A la salida del viejo ascensor, el colega Comte vestía su tradicional terno gris; yo lo apodaba el majadero, el rey de los majaderos y Comte, risueño, tomaba mis palabras como una broma soportable, indigna de ruptura; me consideraba su amigo y el sentimiento era recíproco, pero era tan majadero que yo no podía dejar de hacer el pesado comentario cada vez que iniciábamos un diálogo.
Esta vez callaba, ni siquiera me saludó. Estaba serio. Ya no era el hombre de los ojos azules y el trato cordial, el colega que no tenía suerte en el amor, porque amaba sinceramente y con pureza.
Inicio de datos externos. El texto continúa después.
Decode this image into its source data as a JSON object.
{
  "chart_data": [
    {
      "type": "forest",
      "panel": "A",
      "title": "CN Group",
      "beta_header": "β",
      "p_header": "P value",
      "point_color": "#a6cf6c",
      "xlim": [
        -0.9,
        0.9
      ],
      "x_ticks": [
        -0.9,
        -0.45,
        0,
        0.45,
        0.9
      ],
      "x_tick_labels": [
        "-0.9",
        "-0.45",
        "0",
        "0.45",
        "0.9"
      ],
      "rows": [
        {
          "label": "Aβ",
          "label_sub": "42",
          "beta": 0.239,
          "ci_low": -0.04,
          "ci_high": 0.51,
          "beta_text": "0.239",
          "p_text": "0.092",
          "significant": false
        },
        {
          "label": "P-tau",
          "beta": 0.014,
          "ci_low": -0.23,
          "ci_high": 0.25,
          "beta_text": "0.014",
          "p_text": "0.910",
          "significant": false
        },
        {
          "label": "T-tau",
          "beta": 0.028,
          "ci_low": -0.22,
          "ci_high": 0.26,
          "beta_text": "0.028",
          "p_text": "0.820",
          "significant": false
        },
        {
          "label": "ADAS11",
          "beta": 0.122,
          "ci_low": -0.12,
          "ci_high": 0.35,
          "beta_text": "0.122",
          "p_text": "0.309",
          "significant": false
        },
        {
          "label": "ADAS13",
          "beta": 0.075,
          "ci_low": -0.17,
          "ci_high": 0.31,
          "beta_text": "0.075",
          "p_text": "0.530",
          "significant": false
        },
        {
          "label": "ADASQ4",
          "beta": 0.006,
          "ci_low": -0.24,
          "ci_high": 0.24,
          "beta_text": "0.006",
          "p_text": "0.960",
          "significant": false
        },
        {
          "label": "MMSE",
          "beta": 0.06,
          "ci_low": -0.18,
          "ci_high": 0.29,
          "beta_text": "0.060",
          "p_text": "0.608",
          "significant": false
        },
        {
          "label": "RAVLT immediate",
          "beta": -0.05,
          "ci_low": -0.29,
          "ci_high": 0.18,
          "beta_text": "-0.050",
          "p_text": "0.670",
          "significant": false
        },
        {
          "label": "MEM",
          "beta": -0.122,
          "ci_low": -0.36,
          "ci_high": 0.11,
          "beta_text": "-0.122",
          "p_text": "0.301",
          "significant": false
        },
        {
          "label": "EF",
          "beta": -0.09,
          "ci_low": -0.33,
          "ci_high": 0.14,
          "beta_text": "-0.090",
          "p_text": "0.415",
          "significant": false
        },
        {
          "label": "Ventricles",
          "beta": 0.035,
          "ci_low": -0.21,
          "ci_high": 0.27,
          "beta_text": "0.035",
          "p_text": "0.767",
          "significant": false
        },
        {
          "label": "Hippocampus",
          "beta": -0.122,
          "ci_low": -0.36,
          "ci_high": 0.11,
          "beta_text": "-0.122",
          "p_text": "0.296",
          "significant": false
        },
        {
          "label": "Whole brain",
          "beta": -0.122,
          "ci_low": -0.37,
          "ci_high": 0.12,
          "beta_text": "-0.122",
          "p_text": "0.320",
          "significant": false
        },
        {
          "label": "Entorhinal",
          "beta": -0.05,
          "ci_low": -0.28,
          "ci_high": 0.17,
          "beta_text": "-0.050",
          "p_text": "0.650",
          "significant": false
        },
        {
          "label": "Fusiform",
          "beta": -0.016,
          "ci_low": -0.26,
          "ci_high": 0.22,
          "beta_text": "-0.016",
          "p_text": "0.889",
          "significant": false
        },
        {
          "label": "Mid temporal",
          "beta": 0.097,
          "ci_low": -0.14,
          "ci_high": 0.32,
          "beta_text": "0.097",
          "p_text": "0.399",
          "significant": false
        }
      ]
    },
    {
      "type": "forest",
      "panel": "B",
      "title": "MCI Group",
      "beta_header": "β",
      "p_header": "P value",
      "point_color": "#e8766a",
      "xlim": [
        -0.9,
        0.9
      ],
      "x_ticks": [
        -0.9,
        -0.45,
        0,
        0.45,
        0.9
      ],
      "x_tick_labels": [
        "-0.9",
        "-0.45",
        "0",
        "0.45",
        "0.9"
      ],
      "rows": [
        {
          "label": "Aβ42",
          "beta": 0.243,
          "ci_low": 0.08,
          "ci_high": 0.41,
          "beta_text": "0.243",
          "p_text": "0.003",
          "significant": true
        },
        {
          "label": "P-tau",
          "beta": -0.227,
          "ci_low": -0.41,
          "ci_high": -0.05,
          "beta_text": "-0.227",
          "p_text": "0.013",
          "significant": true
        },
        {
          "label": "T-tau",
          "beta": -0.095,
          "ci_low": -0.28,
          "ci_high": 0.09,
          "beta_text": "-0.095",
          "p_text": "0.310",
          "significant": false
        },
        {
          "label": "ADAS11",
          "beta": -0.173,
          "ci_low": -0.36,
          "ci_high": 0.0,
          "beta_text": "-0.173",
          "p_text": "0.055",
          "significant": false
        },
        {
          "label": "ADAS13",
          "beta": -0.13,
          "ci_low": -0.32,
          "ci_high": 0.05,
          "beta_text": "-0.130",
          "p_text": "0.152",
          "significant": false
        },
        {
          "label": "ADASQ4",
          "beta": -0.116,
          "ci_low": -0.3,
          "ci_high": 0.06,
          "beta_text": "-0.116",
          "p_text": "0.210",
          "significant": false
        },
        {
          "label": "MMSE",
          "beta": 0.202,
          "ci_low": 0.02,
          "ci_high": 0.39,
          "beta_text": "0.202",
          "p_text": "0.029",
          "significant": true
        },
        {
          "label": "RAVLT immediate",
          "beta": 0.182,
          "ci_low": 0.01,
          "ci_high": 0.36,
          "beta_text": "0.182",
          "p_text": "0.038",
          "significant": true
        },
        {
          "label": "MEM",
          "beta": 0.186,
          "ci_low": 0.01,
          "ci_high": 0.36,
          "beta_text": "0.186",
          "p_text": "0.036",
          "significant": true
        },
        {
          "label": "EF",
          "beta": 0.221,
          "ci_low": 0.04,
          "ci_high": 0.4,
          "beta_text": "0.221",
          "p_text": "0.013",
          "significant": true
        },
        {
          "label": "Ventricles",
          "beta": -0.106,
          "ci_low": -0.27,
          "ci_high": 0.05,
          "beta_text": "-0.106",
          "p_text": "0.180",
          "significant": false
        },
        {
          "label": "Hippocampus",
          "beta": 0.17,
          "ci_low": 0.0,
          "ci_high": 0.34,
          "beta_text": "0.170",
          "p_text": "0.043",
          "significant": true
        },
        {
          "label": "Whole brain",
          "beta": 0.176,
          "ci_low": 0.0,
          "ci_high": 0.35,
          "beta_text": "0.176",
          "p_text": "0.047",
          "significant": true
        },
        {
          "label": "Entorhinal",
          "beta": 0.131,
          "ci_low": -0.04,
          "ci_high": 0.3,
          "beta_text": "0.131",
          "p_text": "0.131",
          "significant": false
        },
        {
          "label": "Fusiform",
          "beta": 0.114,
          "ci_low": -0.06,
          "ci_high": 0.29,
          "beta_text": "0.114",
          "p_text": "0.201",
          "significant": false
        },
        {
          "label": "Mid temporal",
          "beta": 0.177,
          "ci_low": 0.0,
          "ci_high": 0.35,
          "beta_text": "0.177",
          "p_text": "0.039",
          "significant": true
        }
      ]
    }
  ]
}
Pero de seguro en su fuero interno seguía siendo un hombre bueno y limpio; el caso era que no me lo demostraba. Esperaba en el ascensor, de costado, no es que quisiese entrar. Estaba como de casualidad en ese momento justo.
Entonces se nos cruzó Domingo Vargas con su fila de seguidores, aunque sin hacer acto de presencia, estos últimos. Por la forma en que caminaba, seguro que lo acompañaba una cantidad de incondicionales, de eso no podía caber duda alguna; solo que no estaban allí, ya aparecerían. Vargas caminaba por el pasillo de un segundo piso adornado por arcos de medio punto, el silencio era sepulcral y no me dirigió la palabra. Yo sabía que había muerto hace unos días, pero no me extrañó para nada verlo por aquí. Tenía cosas que hacer, simplemente.
¿Por qué nadie me miraba? ¿O no me querían mirar a propósito? Hasta hoy no me lo explico. El asunto fue que el mismo Vargas desmintió mis aprensiones. Desaparecida la figura del majadero, Domingo Vargas esperaba la llegada del ascensor vestido de ojos tristes, sonrisa bonachona y una chaqueta de gamuza algo pasada de moda. Sabía que el aparato mecánico lo bajaría a los infiernos; por eso estaba nervioso, pero contento, se le notaba en la cara.
El ascensor no aparecía; se atrasaba su hora. Entonces pronunció, solamente para mis oídos, y me sonaron a la súplica de una esperanza, las únicas palabras que escuché ese atardecer:
-Parece que se cortó la luz.
Se sobaba las manos; me vi obligado a consolarlo:
-No te preocupes, Domingo, fuiste un gran dirigente sindical.
Y con esta frase salida limpiamente de mi boca sentí la mano de mi esposa sobre mi hombro izquierdo, animándome a dejar mi sueño.